In contrast to "The Mind to Body Spoke," the body does get its chance to speak in the enigmatic poem "Memorial for the City." Finished in June 1949, this poem is a "direct result" or "record" of Auden's 1945 Germany trip and is dedicated to the memory of the theological writer Charles Williams, who died in 1945 (Carpenter 337). Hired by the Pentagon because he was fluent in German and knew the country well, Auden toured post-war Germany in summer 1945 to conduct civilian interviews. The Allies wanted to know if prolonged bombing had helped bring about Germany's surrender, and as Auden later said of his stint with the United States Strategic Bombing Survey's "Morale" Division, "We asked them if they minded being bombed. We went to a city which lay in ruins and asked if it had been hit. We got no answers that we did not expect" (qtd. in Pearsall 108). Auden' s long silence about the haunting trip was broken in 1949 with "Memorial for the City," a four part poem.

Part I depicts the world after the Holocaust as a "Post-Vergilian City / Where our past is a chaos of graves and the barbed wire stretches ahead / Into our future till it is lost to sight" (Collected 592). Part II recounts nearly nine hundred years of revolutionary history (from 1075 to 1917) involving cities like Rome, Paris, and Moscow. The chronology lends the part a teleological structure before the action "returns to the present" (Fuller 420) in part III. (4) By the time readers get to part III, the "abolished City" (Collected 594) is hopelessly divided by barbed wire. Auden writes that even "our Image," which is to say the body made in God's image, "has no image to admire, / No age, no sex, no memory, no creed, no name" (Collected 595).

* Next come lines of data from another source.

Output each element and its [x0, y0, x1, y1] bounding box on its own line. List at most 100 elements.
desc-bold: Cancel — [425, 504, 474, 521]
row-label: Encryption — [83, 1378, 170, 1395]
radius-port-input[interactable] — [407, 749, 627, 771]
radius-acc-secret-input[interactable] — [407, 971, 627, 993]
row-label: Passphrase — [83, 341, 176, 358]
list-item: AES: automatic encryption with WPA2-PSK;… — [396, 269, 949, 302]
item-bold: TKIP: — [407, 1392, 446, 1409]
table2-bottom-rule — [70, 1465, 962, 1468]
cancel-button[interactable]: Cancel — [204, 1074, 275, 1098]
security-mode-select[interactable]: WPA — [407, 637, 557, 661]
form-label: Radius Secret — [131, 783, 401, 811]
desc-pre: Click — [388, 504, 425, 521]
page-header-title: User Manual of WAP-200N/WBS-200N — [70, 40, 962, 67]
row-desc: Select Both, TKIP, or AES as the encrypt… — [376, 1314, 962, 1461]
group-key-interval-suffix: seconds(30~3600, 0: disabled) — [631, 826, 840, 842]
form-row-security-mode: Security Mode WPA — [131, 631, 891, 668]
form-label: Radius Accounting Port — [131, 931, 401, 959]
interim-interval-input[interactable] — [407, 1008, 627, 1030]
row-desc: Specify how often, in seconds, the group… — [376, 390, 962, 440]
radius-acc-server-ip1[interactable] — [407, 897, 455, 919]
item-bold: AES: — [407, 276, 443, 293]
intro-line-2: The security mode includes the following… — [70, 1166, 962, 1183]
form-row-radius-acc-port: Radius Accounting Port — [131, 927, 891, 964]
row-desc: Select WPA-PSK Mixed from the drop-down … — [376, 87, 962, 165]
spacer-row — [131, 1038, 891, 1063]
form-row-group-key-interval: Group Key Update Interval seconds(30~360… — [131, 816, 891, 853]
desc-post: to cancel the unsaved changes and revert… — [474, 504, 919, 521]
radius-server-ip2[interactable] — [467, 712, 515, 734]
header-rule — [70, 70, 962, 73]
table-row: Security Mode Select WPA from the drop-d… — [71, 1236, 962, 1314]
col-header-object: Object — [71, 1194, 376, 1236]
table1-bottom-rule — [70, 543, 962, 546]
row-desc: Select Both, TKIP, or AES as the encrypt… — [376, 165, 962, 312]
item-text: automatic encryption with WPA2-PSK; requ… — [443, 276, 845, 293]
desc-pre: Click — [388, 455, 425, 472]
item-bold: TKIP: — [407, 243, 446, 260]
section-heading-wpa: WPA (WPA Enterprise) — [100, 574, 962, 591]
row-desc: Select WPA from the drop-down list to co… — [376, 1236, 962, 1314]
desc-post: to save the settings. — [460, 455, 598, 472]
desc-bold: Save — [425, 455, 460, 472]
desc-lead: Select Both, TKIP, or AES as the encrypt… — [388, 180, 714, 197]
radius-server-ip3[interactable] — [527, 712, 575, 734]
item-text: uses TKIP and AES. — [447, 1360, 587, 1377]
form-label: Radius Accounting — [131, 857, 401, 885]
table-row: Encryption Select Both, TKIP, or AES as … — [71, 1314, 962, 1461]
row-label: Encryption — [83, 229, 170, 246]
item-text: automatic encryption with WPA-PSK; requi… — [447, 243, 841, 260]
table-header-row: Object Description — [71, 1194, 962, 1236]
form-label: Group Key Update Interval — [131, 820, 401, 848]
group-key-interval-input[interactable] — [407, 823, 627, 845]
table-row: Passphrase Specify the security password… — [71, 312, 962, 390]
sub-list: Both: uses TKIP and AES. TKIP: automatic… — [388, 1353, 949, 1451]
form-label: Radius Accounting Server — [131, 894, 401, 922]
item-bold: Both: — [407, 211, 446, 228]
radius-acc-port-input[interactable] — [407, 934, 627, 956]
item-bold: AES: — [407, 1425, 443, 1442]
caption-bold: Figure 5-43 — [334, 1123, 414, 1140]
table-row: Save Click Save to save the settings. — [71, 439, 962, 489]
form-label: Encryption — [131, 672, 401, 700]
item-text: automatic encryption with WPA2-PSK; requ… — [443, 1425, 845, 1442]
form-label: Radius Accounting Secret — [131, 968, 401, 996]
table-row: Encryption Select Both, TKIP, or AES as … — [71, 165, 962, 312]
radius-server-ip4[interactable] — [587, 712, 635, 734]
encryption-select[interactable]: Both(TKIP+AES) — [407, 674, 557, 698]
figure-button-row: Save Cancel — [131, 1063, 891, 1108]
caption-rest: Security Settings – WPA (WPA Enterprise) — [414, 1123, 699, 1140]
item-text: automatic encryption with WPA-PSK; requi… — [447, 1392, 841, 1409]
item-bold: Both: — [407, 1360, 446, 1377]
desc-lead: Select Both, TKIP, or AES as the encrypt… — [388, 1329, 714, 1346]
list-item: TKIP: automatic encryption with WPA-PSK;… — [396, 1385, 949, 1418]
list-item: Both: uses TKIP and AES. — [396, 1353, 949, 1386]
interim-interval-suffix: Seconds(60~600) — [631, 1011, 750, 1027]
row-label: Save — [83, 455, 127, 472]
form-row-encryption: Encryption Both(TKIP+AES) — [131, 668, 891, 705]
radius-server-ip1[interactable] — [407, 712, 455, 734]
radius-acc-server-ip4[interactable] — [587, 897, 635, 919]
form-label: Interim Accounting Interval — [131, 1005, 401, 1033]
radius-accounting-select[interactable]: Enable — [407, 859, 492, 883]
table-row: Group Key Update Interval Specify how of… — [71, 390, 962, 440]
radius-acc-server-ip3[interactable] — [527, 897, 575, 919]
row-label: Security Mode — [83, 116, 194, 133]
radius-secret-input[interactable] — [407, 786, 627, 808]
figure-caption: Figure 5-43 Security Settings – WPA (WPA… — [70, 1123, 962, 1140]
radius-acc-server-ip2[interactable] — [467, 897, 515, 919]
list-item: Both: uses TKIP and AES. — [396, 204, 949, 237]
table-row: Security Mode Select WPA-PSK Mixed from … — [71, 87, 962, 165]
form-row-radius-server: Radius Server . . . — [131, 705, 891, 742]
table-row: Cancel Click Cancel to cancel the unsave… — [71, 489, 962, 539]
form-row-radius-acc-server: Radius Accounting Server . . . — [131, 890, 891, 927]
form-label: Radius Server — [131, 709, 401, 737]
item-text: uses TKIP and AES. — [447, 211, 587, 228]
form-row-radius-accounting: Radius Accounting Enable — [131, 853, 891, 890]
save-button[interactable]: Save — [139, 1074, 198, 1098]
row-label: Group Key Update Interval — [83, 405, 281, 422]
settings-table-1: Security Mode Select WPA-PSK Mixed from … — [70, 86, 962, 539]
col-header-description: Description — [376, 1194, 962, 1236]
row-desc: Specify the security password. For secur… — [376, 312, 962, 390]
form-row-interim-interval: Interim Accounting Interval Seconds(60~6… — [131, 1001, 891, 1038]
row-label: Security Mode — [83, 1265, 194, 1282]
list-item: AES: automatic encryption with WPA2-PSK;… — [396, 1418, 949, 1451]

When readers get to part IV, this is what they find in the opening lines:

Without me Adam would have fallen irrecovably with Lucifer; he never
 would have been able to cry O felix culpa.
It was I who suggested his theft to Prometheus; my frailty cost Adonis
 his life.
I heard Orpheus sing; I was not quite as moved as they say.

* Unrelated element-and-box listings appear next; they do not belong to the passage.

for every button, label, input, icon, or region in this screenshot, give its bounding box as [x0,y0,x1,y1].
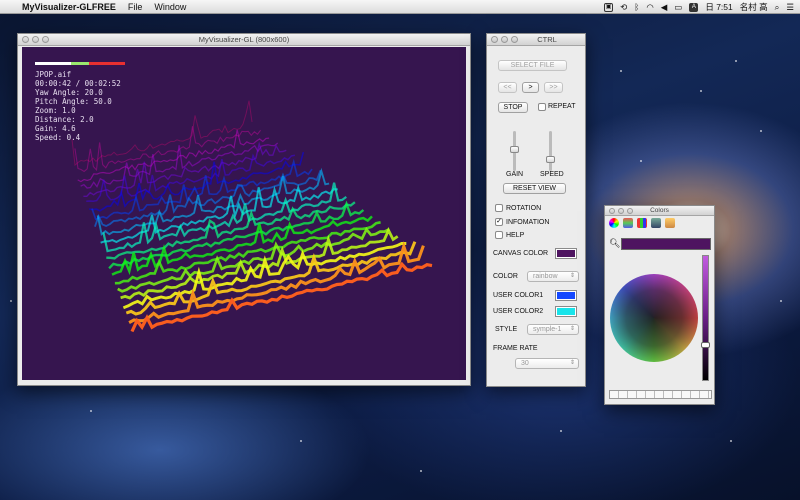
level-meter [35,62,125,65]
color-label: COLOR [493,273,518,280]
time-machine-icon[interactable]: ⟲ [620,2,627,13]
current-color-preview[interactable] [621,238,711,250]
window-menu[interactable]: Window [154,2,186,12]
style-label: STYLE [495,326,518,333]
play-button[interactable]: > [522,82,539,93]
info-pitch: Pitch Angle: 50.0 [35,97,112,106]
user-color2-well[interactable] [555,306,577,317]
select-file-button[interactable]: SELECT FILE [498,60,567,71]
bluetooth-icon[interactable]: ᛒ [634,2,639,12]
menubar-user[interactable]: 名村 高 [740,1,768,13]
info-yaw: Yaw Angle: 20.0 [35,88,103,97]
colors-titlebar[interactable]: Colors [605,206,714,216]
ctrl-window: CTRL SELECT FILE << > >> STOP REPEAT GAI… [486,33,586,387]
brightness-slider[interactable] [702,255,709,381]
rotation-checkbox[interactable] [495,204,503,212]
info-speed: Speed: 0.4 [35,133,81,142]
info-overlay: JPOP.aif 00:00:42 / 00:02:52 Yaw Angle: … [35,70,121,142]
ctrl-titlebar[interactable]: CTRL [487,34,585,46]
wifi-icon[interactable]: ◠ [646,2,653,13]
infomation-checkbox[interactable]: ✓ [495,218,503,226]
crayons-tab-icon[interactable] [665,218,675,228]
menubar: MyVisualizer-GLFREE File Window ▣ ⟲ ᛒ ◠ … [0,0,800,14]
frame-rate-label: FRAME RATE [493,345,538,352]
ctrl-minimize-button[interactable] [501,36,508,43]
visualizer-canvas[interactable]: JPOP.aif 00:00:42 / 00:02:52 Yaw Angle: … [22,47,466,380]
visualizer-title: MyVisualizer-GL (800x600) [198,35,290,44]
info-distance: Distance: 2.0 [35,115,94,124]
battery-icon[interactable]: ▭ [674,2,682,13]
colors-close-button[interactable] [609,208,615,214]
user-color1-label: USER COLOR1 [493,292,544,299]
notification-center-icon[interactable]: ☰ [786,2,794,13]
ctrl-title: CTRL [537,35,557,44]
custom-swatches[interactable] [609,390,712,399]
file-menu[interactable]: File [128,2,143,12]
info-zoom: Zoom: 1.0 [35,106,76,115]
color-sliders-tab-icon[interactable] [623,218,633,228]
repeat-label: REPEAT [548,103,576,110]
visualizer-window: MyVisualizer-GL (800x600) JPOP.aif 00:00… [17,33,471,386]
colors-minimize-button[interactable] [618,208,624,214]
help-label: HELP [506,232,525,239]
reset-view-button[interactable]: RESET VIEW [503,183,566,194]
colors-toolbar [609,218,675,232]
info-gain: Gain: 4.6 [35,124,76,133]
zoom-button[interactable] [42,36,49,43]
ctrl-zoom-button[interactable] [511,36,518,43]
style-select[interactable]: symple-1 [527,324,579,335]
colors-panel: Colors 🔍︎ [604,205,715,405]
brightness-slider-thumb[interactable] [701,342,710,348]
spotlight-icon[interactable]: ⌕ [775,2,780,13]
menubar-clock[interactable]: 日 7:51 [705,1,732,13]
volume-icon[interactable]: ◀ [661,2,668,13]
app-menu[interactable]: MyVisualizer-GLFREE [22,2,116,12]
color-wheel[interactable] [610,274,698,362]
menubar-extras: ▣ ⟲ ᛒ ◠ ◀ ▭ A 日 7:51 名村 高 ⌕ ☰ [604,0,794,14]
minimize-button[interactable] [32,36,39,43]
frame-rate-select[interactable]: 30 [515,358,579,369]
infomation-label: INFOMATION [506,219,550,226]
speed-label: SPEED [540,171,564,178]
colors-title: Colors [650,207,669,214]
speed-slider-thumb[interactable] [546,156,555,163]
info-time: 00:00:42 / 00:02:52 [35,79,121,88]
canvas-color-label: CANVAS COLOR [493,250,549,257]
spectrum-line [80,142,279,189]
colors-zoom-button[interactable] [627,208,633,214]
color-wheel-tab-icon[interactable] [609,218,619,228]
magnifier-icon[interactable]: 🔍︎ [609,238,620,249]
help-checkbox[interactable] [495,231,503,239]
speed-slider-track[interactable] [549,131,552,171]
color-mode-select[interactable]: rainbow [527,271,579,282]
gain-label: GAIN [506,171,524,178]
info-filename: JPOP.aif [35,70,72,79]
screen-share-icon[interactable]: ▣ [604,2,614,12]
canvas-color-well[interactable] [555,248,577,259]
spectrum-line [128,241,425,324]
repeat-checkbox[interactable] [538,103,546,111]
stop-button[interactable]: STOP [498,102,528,113]
gain-slider-thumb[interactable] [510,146,519,153]
image-palettes-tab-icon[interactable] [651,218,661,228]
user-color2-label: USER COLOR2 [493,308,544,315]
prev-button[interactable]: << [498,82,517,93]
close-button[interactable] [22,36,29,43]
rotation-label: ROTATION [506,205,542,212]
input-source-badge[interactable]: A [689,2,699,12]
user-color1-well[interactable] [555,290,577,301]
visualizer-titlebar[interactable]: MyVisualizer-GL (800x600) [18,34,470,46]
next-button[interactable]: >> [544,82,563,93]
ctrl-close-button[interactable] [491,36,498,43]
color-palettes-tab-icon[interactable] [637,218,647,228]
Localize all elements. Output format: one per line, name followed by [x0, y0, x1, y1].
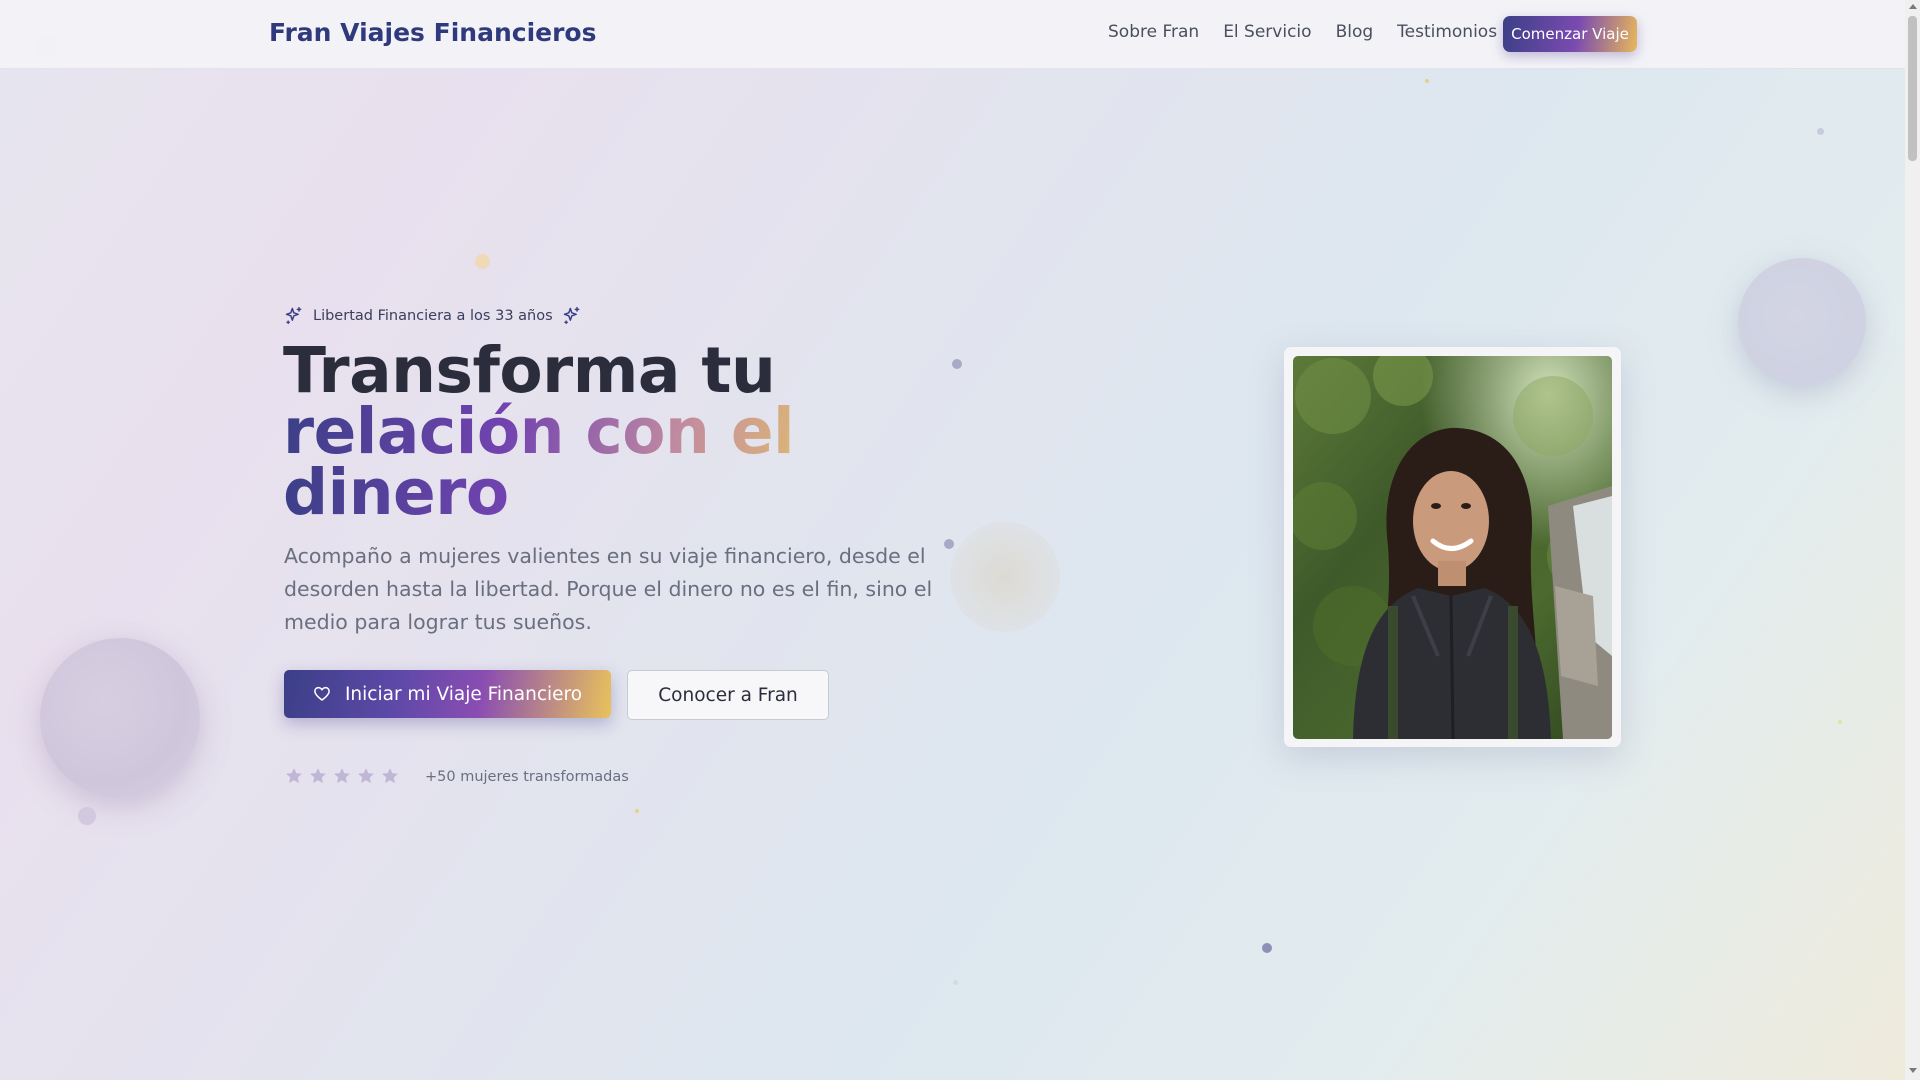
- hero-subtitle: Acompaño a mujeres valientes en su viaje…: [284, 544, 933, 634]
- decorative-dot: [1817, 128, 1824, 135]
- nav-link-blog[interactable]: Blog: [1336, 22, 1374, 42]
- decorative-blob: [950, 522, 1060, 632]
- decorative-blob: [1738, 258, 1866, 386]
- decorative-dot: [78, 807, 96, 825]
- star-icon: [334, 768, 350, 784]
- nav-link-sobre-fran[interactable]: Sobre Fran: [1108, 22, 1199, 42]
- decorative-dot: [1425, 79, 1429, 83]
- nav-link-testimonios[interactable]: Testimonios: [1397, 22, 1497, 42]
- star-icon: [358, 768, 374, 784]
- nav-link-el-servicio[interactable]: El Servicio: [1223, 22, 1311, 42]
- headline-line-3: dinero: [283, 461, 843, 524]
- scroll-down-arrow-icon[interactable]: [1909, 1068, 1917, 1073]
- rating-stars: [284, 766, 400, 786]
- star-icon: [310, 768, 326, 784]
- fran-photo-frame: [1284, 347, 1621, 747]
- brand-logo[interactable]: Fran Viajes Financieros: [269, 18, 596, 47]
- sparkles-icon: [563, 306, 580, 325]
- decorative-dot: [944, 539, 954, 549]
- landing-page: Fran Viajes Financieros Sobre Fran El Se…: [0, 0, 1905, 1080]
- star-icon: [286, 768, 302, 784]
- decorative-dot: [1262, 943, 1272, 953]
- iniciar-viaje-button[interactable]: Iniciar mi Viaje Financiero: [284, 670, 611, 718]
- scrollbar-thumb[interactable]: [1908, 16, 1917, 161]
- scroll-up-arrow-icon[interactable]: [1909, 4, 1917, 9]
- social-proof-text: +50 mujeres transformadas: [425, 769, 629, 785]
- hero-tagline: Libertad Financiera a los 33 años: [284, 306, 582, 326]
- iniciar-viaje-label: Iniciar mi Viaje Financiero: [344, 683, 583, 705]
- comenzar-viaje-button[interactable]: Comenzar Viaje: [1503, 16, 1637, 52]
- decorative-dot: [635, 809, 639, 813]
- decorative-dot: [475, 254, 490, 269]
- conocer-fran-button[interactable]: Conocer a Fran: [627, 670, 829, 720]
- heart-icon: [314, 686, 330, 701]
- top-navbar: Fran Viajes Financieros Sobre Fran El Se…: [0, 0, 1905, 69]
- decorative-blob: [40, 638, 200, 798]
- tagline-text: Libertad Financiera a los 33 años: [313, 308, 553, 324]
- decorative-dot: [953, 980, 958, 985]
- sparkles-icon: [285, 306, 302, 325]
- vertical-scrollbar[interactable]: [1905, 0, 1920, 1080]
- headline-line-1: Transforma tu: [283, 334, 776, 407]
- nav-links: Sobre Fran El Servicio Blog Testimonios: [1108, 22, 1521, 42]
- decorative-dot: [1838, 720, 1842, 724]
- hero-headline: Transforma tu relación con el dinero: [283, 334, 843, 524]
- fran-portrait-photo: [1293, 356, 1612, 739]
- decorative-dot: [952, 359, 962, 369]
- headline-line-2: relación con el: [283, 400, 843, 463]
- star-icon: [382, 768, 398, 784]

I was not taken in by the sheep's-eyes of Narcissus; I was angry with
 Psyche when she struck a light.
                                                       (Collected 595)

These are the first four lines of an eighteen-line monologue spoken "in riddling terms" (Fuller 420) by a peculiar persona. Since part III ends with the command, "Let Our Weakness speak," Auden provides a name for the persona--the unnamed "image" mentioned earlier in part III--but then leaves the rest to us. Edward Mendelson, the great Auden critic, says all the lines in part IV are "spoken by the body in language it might use if it were autonomous" (322). And yet, how do we understand the monologue here? If the body is speaking in its own terms, then it must be construed as autonomous when we personify it. In other words, Mendelson's "if" is superfluous since autonomy is presupposed by the personification mapping. Still, the riddle is intriguing. On the one hand, since we know that answers to riddles cannot be obvious, we know that "Our Weakness" is not specific enough to answer the riddle's implicit question: who is speaking? Despite the definite article in the poem's title, "the City" that Auden memorializ es is never truly specified as one single city in the poem. On the other hand, Auden's catalog of at least twenty-three allusions in the monologue's eighteen lines gradually moves from the general to the specific and elaborates our mappings.